Добавить в цитаты Настройки чтения

Страница 79 из 91

Симфония Ля мажор Бетховена датируется 1812 годом. Что касается отношений между зальцбургским и боннским мэтрами, то у нас нет уверенности в том, что, как это порой утверждают, последний брал у Моцарта уроки. Мы знаем, что Бетховен, которому тогда было семнадцать лет, приехал в Вену в 1787 году, предшествовавшем сочинению трех вышеозначенных симфоний; он хотел стать учеником Моцарта. Но если они и встретились, что вполне вероятно, непохоже, чтобы плану Бетховена суждено было осуществиться, поскольку Моцарт был слишком занят, чтобы возиться с каким-то неизвестным юношей. Не вызывает сомнений одно: именно учитель Бетховена Неефе, обучавший его в Бонне, послал его к величайшему современному музыканту, которым сам Неефе всегда восхищался. И все же я не припомню никаких свидетельств, подтверждающих, что их встреча состоялась. Что же касается влияния Моцарта на Бетховена, то оно очевидно и глубоко ощущается в симфониях и квартетах. К тому времени, когда Бетховен в 1792 году возвратился в Вену, Моцарт уже умер. Содержание, которым он наделил свою музыку, имеет огромное значение. «Можно сказать, что в той же мере, в какой Флейта относится к области драматической, Реквием относится к области литургической. Он расчистил путь будущим поколениям музыкантов, — пишет Паумгартнер. — И так же, как Фиделио обусловлен Флейтой, Торжественная месса Бетховена почти немыслима без глубокого драматизма Реквиема».

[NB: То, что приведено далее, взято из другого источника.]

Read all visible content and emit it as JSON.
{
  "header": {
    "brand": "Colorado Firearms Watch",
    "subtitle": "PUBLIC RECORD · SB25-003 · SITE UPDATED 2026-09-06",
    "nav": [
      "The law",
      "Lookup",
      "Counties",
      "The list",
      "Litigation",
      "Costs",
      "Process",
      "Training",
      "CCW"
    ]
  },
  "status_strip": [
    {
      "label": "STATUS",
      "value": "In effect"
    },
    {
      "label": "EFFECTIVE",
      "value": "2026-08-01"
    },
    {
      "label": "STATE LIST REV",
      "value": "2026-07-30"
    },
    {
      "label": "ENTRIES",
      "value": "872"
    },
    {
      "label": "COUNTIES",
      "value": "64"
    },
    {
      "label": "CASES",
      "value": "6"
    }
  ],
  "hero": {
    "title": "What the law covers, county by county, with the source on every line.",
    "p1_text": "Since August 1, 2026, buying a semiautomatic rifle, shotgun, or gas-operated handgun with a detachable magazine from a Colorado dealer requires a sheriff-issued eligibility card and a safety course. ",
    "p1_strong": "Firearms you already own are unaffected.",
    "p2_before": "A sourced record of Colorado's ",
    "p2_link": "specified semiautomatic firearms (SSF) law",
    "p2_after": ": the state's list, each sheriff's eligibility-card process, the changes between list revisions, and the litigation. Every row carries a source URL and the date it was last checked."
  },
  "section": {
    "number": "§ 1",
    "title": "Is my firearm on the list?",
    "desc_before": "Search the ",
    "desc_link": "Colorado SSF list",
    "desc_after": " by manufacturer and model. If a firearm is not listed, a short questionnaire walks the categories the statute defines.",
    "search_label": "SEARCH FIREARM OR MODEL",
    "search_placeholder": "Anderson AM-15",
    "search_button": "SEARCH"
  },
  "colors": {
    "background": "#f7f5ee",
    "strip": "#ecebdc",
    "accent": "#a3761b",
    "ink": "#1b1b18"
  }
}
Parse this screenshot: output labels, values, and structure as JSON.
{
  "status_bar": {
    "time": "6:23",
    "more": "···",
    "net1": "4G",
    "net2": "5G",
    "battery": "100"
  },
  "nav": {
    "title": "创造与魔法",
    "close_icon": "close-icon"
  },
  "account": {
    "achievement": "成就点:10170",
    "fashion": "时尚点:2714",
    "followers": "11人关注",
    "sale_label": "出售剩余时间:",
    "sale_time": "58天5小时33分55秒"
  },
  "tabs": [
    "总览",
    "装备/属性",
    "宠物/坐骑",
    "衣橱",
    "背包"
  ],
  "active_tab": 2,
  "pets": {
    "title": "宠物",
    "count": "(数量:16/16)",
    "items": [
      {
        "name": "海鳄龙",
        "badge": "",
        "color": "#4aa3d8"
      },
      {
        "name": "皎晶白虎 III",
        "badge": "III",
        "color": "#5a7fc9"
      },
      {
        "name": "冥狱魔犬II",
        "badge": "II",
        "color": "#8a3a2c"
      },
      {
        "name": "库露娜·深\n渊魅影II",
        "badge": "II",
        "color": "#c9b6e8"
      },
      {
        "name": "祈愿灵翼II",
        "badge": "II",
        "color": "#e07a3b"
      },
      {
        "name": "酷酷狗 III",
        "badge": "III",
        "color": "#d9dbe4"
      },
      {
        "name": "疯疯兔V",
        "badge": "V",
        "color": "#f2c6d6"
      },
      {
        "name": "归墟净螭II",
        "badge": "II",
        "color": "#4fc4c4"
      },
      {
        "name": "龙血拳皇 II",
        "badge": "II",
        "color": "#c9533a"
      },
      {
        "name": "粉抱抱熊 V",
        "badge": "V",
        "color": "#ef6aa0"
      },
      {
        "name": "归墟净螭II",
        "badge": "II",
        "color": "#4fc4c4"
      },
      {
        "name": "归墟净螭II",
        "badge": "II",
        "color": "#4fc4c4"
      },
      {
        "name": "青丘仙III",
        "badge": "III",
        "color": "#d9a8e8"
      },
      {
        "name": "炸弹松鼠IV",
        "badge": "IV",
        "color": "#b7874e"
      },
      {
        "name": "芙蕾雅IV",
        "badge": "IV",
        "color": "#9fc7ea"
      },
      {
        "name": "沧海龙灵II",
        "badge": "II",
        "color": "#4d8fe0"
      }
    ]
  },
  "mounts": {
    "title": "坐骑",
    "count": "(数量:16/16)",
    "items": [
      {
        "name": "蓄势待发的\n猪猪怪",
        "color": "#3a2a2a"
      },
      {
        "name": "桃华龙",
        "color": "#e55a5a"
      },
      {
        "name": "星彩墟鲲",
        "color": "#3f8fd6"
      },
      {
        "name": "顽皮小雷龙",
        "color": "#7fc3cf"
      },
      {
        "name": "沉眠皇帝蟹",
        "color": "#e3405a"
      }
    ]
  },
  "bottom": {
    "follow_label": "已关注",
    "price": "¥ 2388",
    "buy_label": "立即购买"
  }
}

В. Альберт обнаружил в Симфонии Ми-бемоль мажор глубокий пессимизм, аналогичный тому, что проявляется в Симфонии Ля мажор Бетховена, с которой, как мы только что видели, ее сравнивал Вагнер, и это мироощущение представляется нам одним из главных элементов романтизма, общего для Моцарта и Бетховена. Что же касается второй симфонии триптиха, соль минор, то Шуман, напротив, видел в ней самое оптимистичное, животворящее, солнечное излучение.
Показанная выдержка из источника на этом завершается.